Yes, we’re grateful for your consternation over the fact that (1)  she was called an idiot by a private online Austen book group; and (2) you don’t entirely dismiss her view that Anne Elliott, the heroine of Persuasion, was a wimp.

And so I suggested that I reread the book, and that she and I discuss it next week.  Possibly Wednesday, possibly Thursday:  it depends on when I finish.  There will not be a video:  I will write from notes in my reporter notebook.  I am a good note taker.

I have read Persuasion many times, and of course am on the side of Anne Elliott, the smart, quiet, charming heroine who behaves so beautifully with her ex-boyfriend.

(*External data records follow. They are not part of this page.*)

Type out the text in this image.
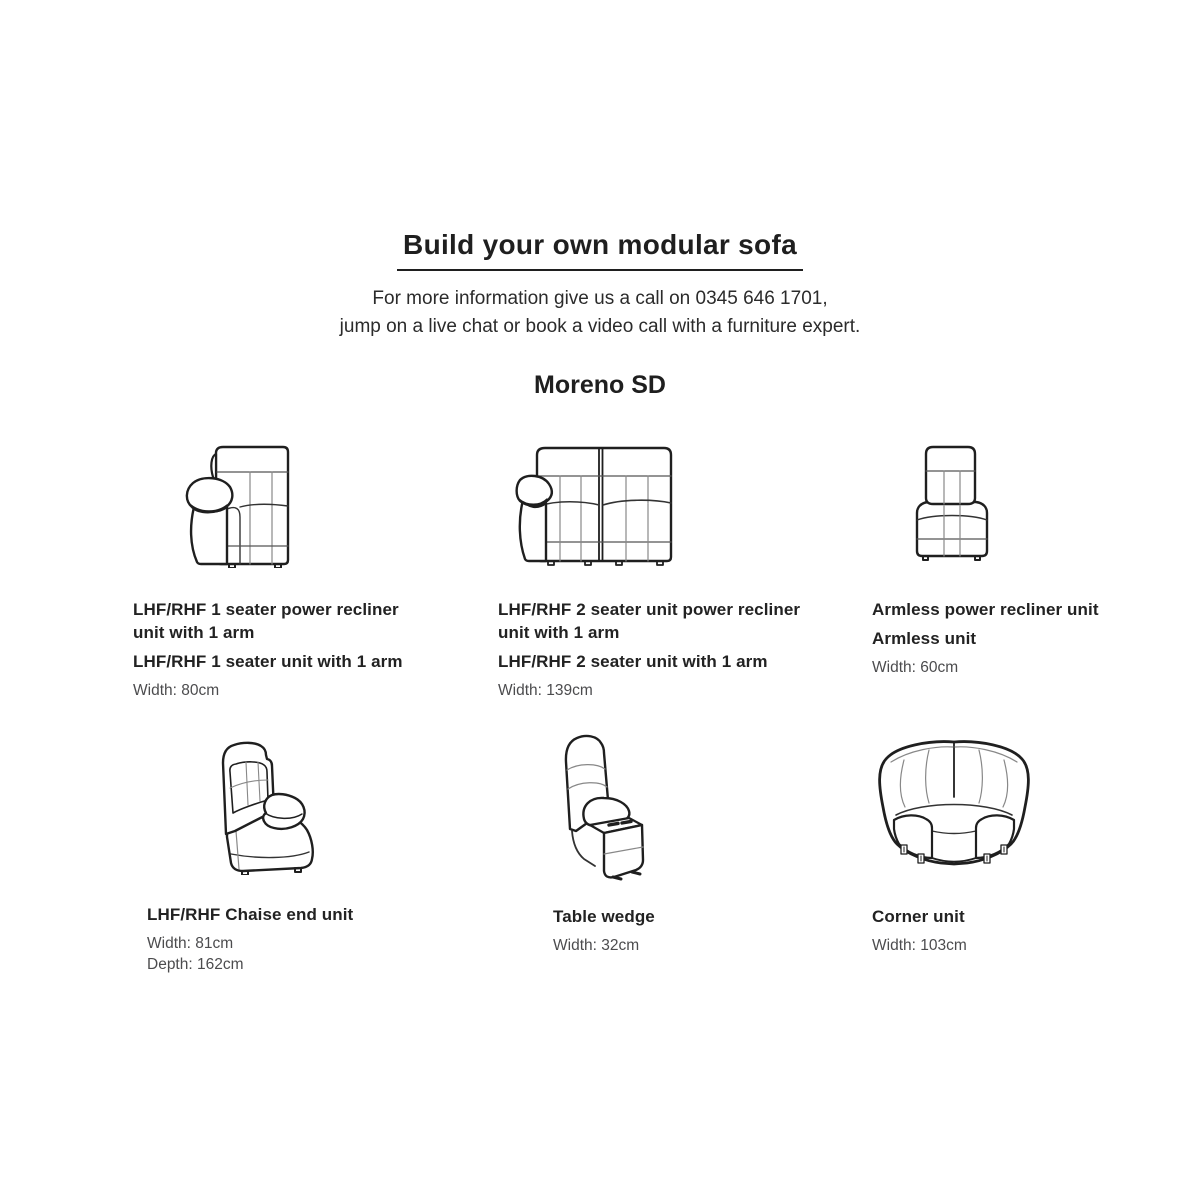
Build your own modular sofa
For more information give us a call on 0345 646 1701,
jump on a live chat or book a video call with a furniture expert.
Moreno SD

LHF/RHF 1 seater power recliner
unit with 1 arm

LHF/RHF 1 seater unit with 1 arm

Width: 80cm

LHF/RHF 2 seater unit power recliner
unit with 1 arm

LHF/RHF 2 seater unit with 1 arm

Width: 139cm

Armless power recliner unit

Armless unit

Width: 60cm

LHF/RHF Chaise end unit

Width: 81cm

Depth: 162cm

Table wedge

Width: 32cm

Corner unit

Width: 103cm
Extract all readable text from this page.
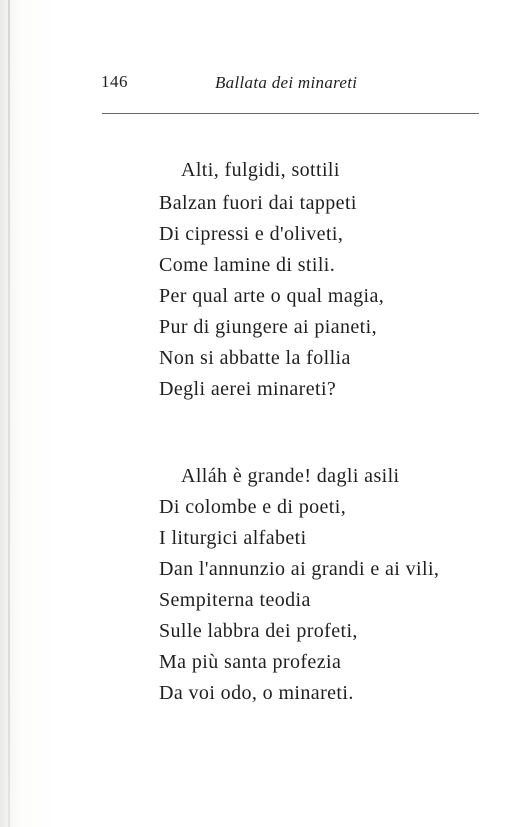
146	Ballata dei minareti
Alti, fulgidi, sottili
Balzan fuori dai tappeti
Di cipressi e d'oliveti,
Come lamine di stili.
Per qual arte o qual magia,
Pur di giungere ai pianeti,
Non si abbatte la follia
Degli aerei minareti?
Alláh è grande! dagli asili
Di colombe e di poeti,
I liturgici alfabeti
Dan l'annunzio ai grandi e ai vili,
Sempiterna teodia
Sulle labbra dei profeti,
Ma più santa profezia
Da voi odo, o minareti.
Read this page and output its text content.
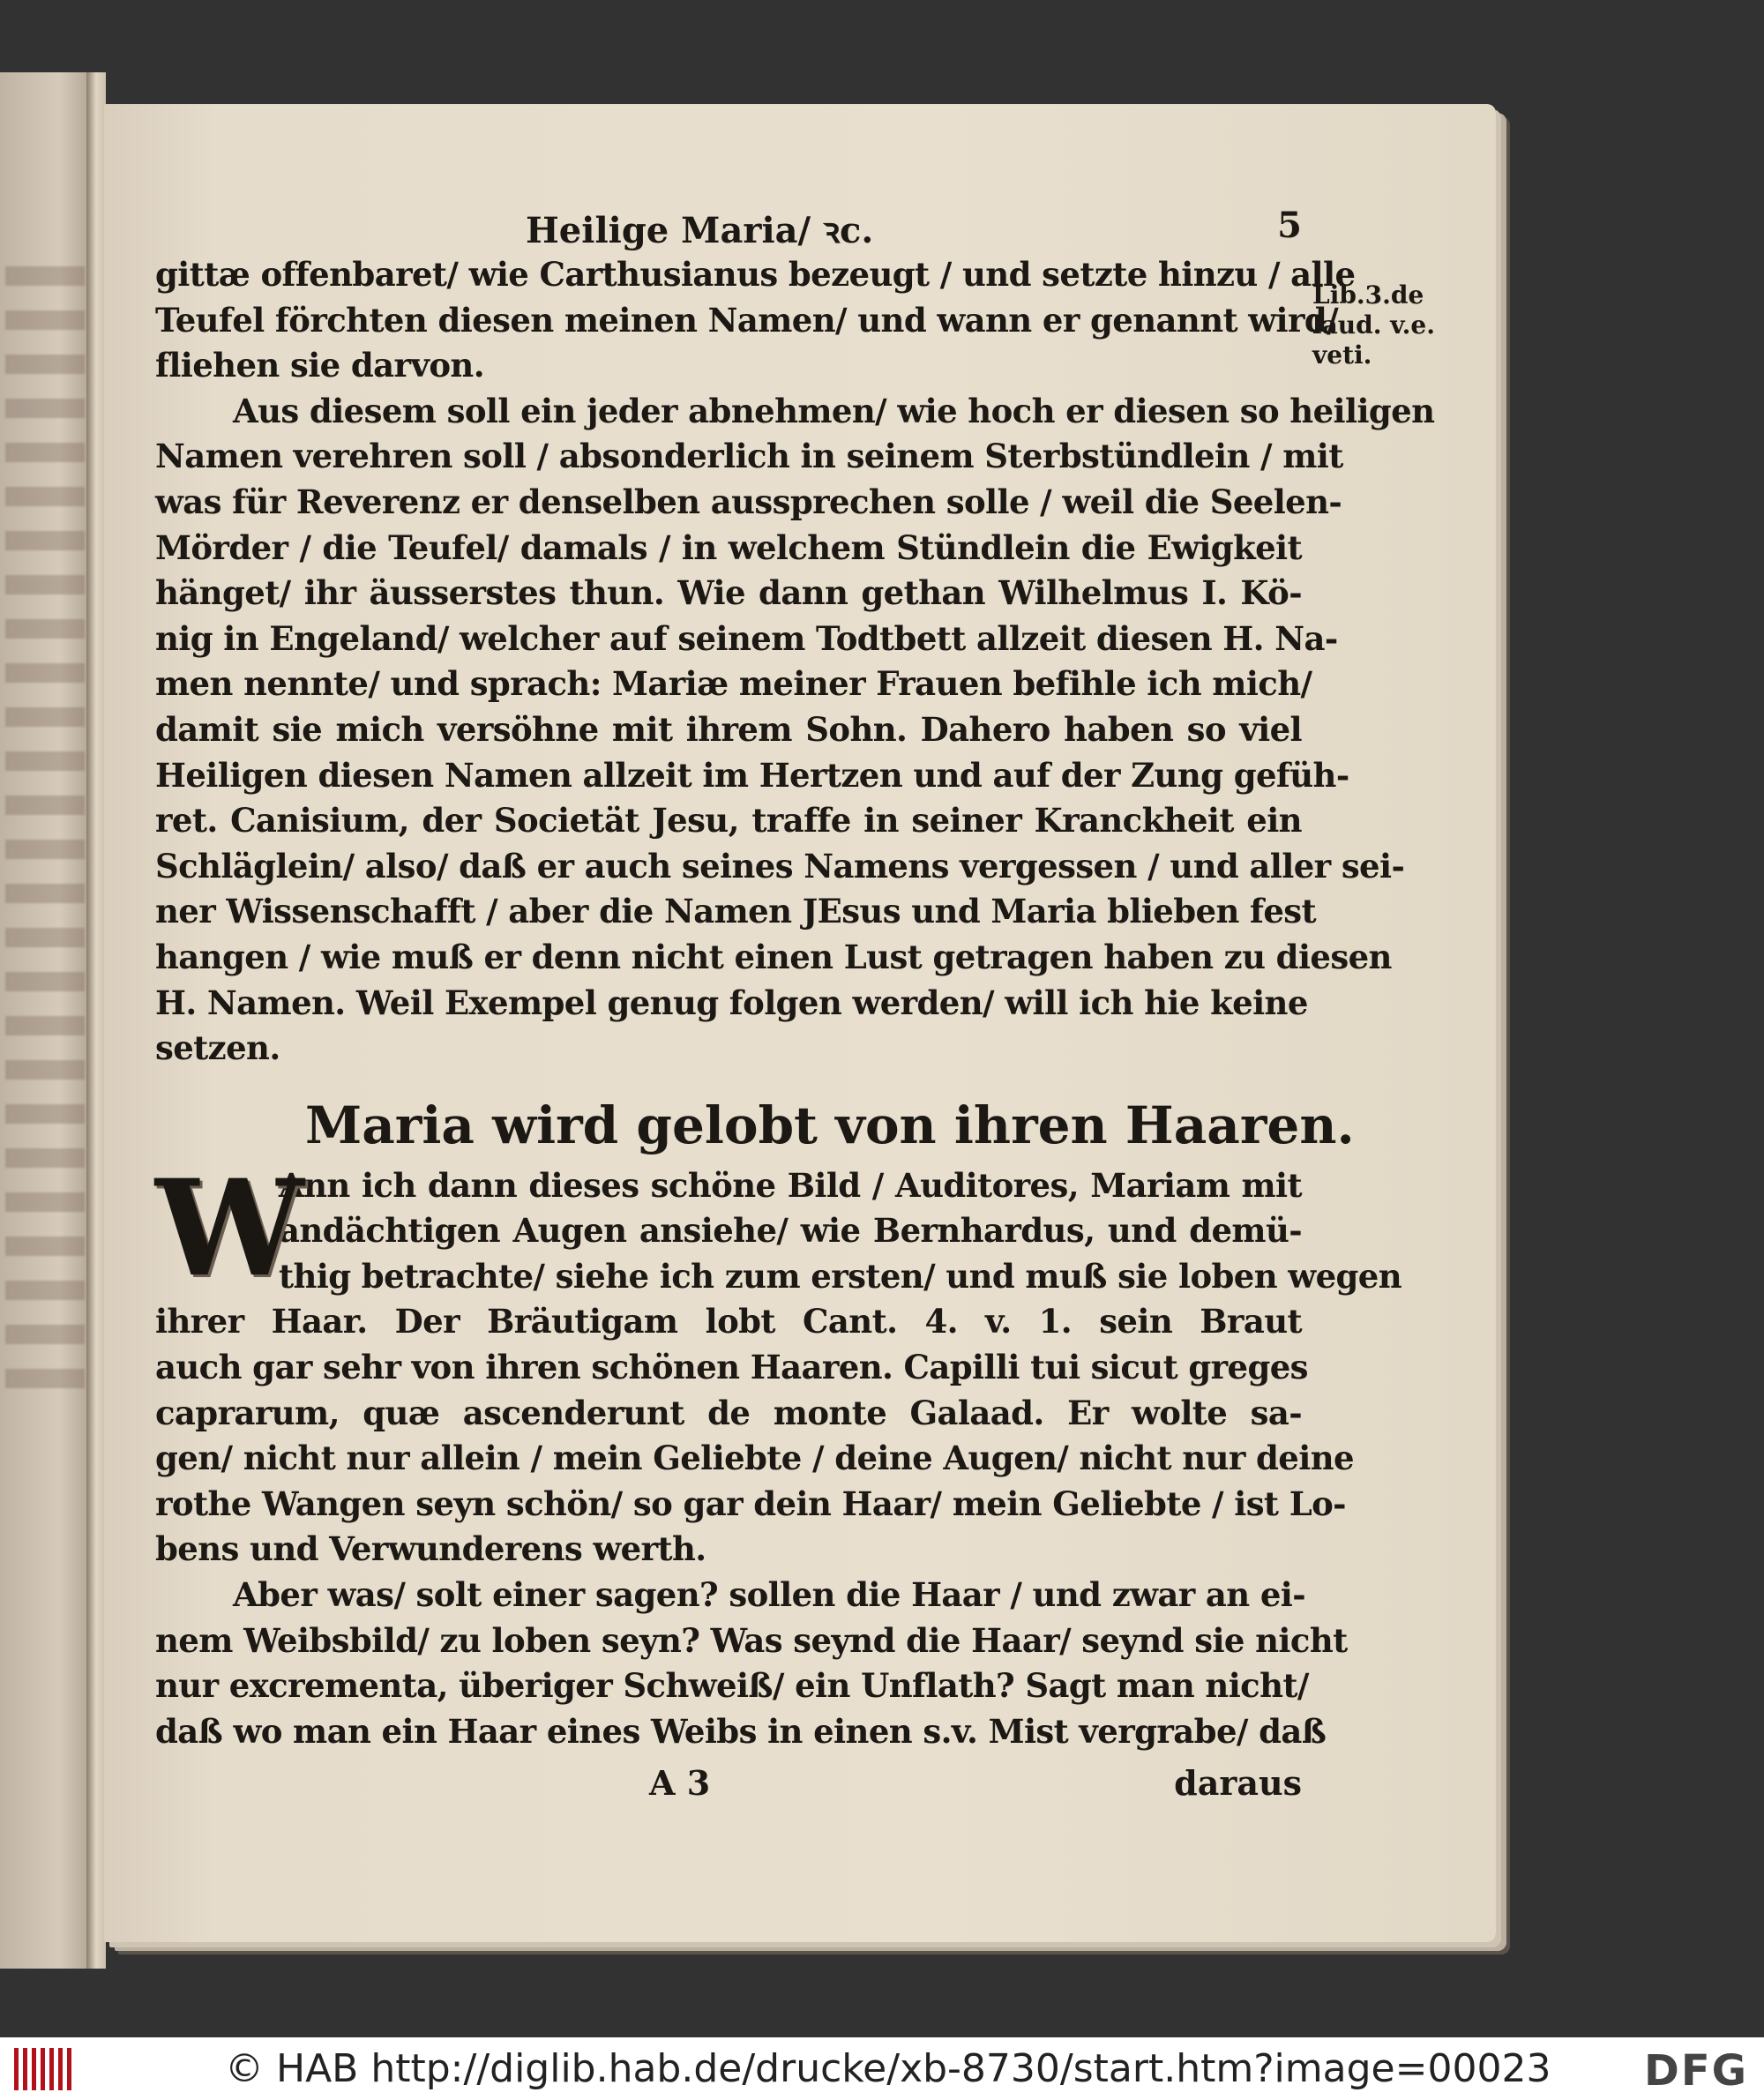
Heilige Maria/ ꝛc.	5
gittæ offenbaret/ wie Carthusianus bezeugt / und setzte hinzu / alle
Teufel förchten diesen meinen Namen/ und wann er genannt wird/
fliehen sie darvon.
Aus diesem soll ein jeder abnehmen/ wie hoch er diesen so heiligen
Namen verehren soll / absonderlich in seinem Sterbstündlein / mit
was für Reverenz er denselben aussprechen solle / weil die Seelen-
Mörder / die Teufel/ damals / in welchem Stündlein die Ewigkeit
hänget/ ihr äusserstes thun. Wie dann gethan Wilhelmus I. Kö-
nig in Engeland/ welcher auf seinem Todtbett allzeit diesen H. Na-
men nennte/ und sprach: Mariæ meiner Frauen befihle ich mich/
damit sie mich versöhne mit ihrem Sohn. Dahero haben so viel
Heiligen diesen Namen allzeit im Hertzen und auf der Zung gefüh-
ret. Canisium, der Societät Jesu, traffe in seiner Kranckheit ein
Schläglein/ also/ daß er auch seines Namens vergessen / und aller sei-
ner Wissenschafft / aber die Namen JEsus und Maria blieben fest
hangen / wie muß er denn nicht einen Lust getragen haben zu diesen
H. Namen. Weil Exempel genug folgen werden/ will ich hie keine
setzen.
Maria wird gelobt von ihren Haaren.
W
Ann ich dann dieses schöne Bild / Auditores, Mariam mit
andächtigen Augen ansiehe/ wie Bernhardus, und demü-
thig betrachte/ siehe ich zum ersten/ und muß sie loben wegen
ihrer Haar. Der Bräutigam lobt Cant. 4. v. 1. sein Braut
auch gar sehr von ihren schönen Haaren. Capilli tui sicut greges
caprarum, quæ ascenderunt de monte Galaad. Er wolte sa-
gen/ nicht nur allein / mein Geliebte / deine Augen/ nicht nur deine
rothe Wangen seyn schön/ so gar dein Haar/ mein Geliebte / ist Lo-
bens und Verwunderens werth.
Aber was/ solt einer sagen? sollen die Haar / und zwar an ei-
nem Weibsbild/ zu loben seyn? Was seynd die Haar/ seynd sie nicht
nur excrementa, überiger Schweiß/ ein Unflath? Sagt man nicht/
daß wo man ein Haar eines Weibs in einen s.v. Mist vergrabe/ daß
A 3	daraus
Lib.3.de
laud. v.e.
veti.
© HAB http://diglib.hab.de/drucke/xb-8730/start.htm?image=00023 DFG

My cousin thinks Anne is a wimp, and I think that point can be argued.  As I put it, some of us are Annes, some of us are not.

I fear that in my youth I was like Louisa Musgrave, the gregarious, bright 20-year-old rival who jumps off walls on walks to get attention.  Far worse, I wore leotards without a bra and made out with Captain Wentworth, oops, I mean So and So, on the stairway at work.

But a modern Anne might well have done the same.  She probably made out with Captain Wentworth, don’t you imagine?  Or did she have to wait till the official engagement?  We are not scholarly here, and we want to know.

May I say that Captain Wentworth is Austen’s sexiest hero?  Don’t you love it when he wordlessly picks up Anne and puts her in the carriage?

Now, guys and gals, I am PRETENDING to be a hip, silly reader. (Perhaps like the heroine of a Tama Janowitz story.)  I am hip, but not dumb, and I am not a blonde, though that might be a good idea.  Perhaps I WILL dye my hair before the book group.  But last time I dyed it I had an allergic reaction.

My cousin is occasionally blonde, and she is not dumb: she just doesn’t read many novels.  She wants me to add that her favorite book is Lytton Strachey’s Eminent Victorians.  Now she wants me to tell you that she made that up because she knew we would enjoy that comment.  Her favorite book is Barbara Tuchman’s The Guns of August.  She also likes Diana Gabaldon’s romances.

We will find at least one sequel to Persuasion.  (We will comb Jane Austen websites for suggestions.)

We will post a playlist.  (The video of Richard Thompson’s song, “Persuasion,” appears at the bottom of the post.)  Please contribute songs to our playlist.

I look forward to the discussion and your comments.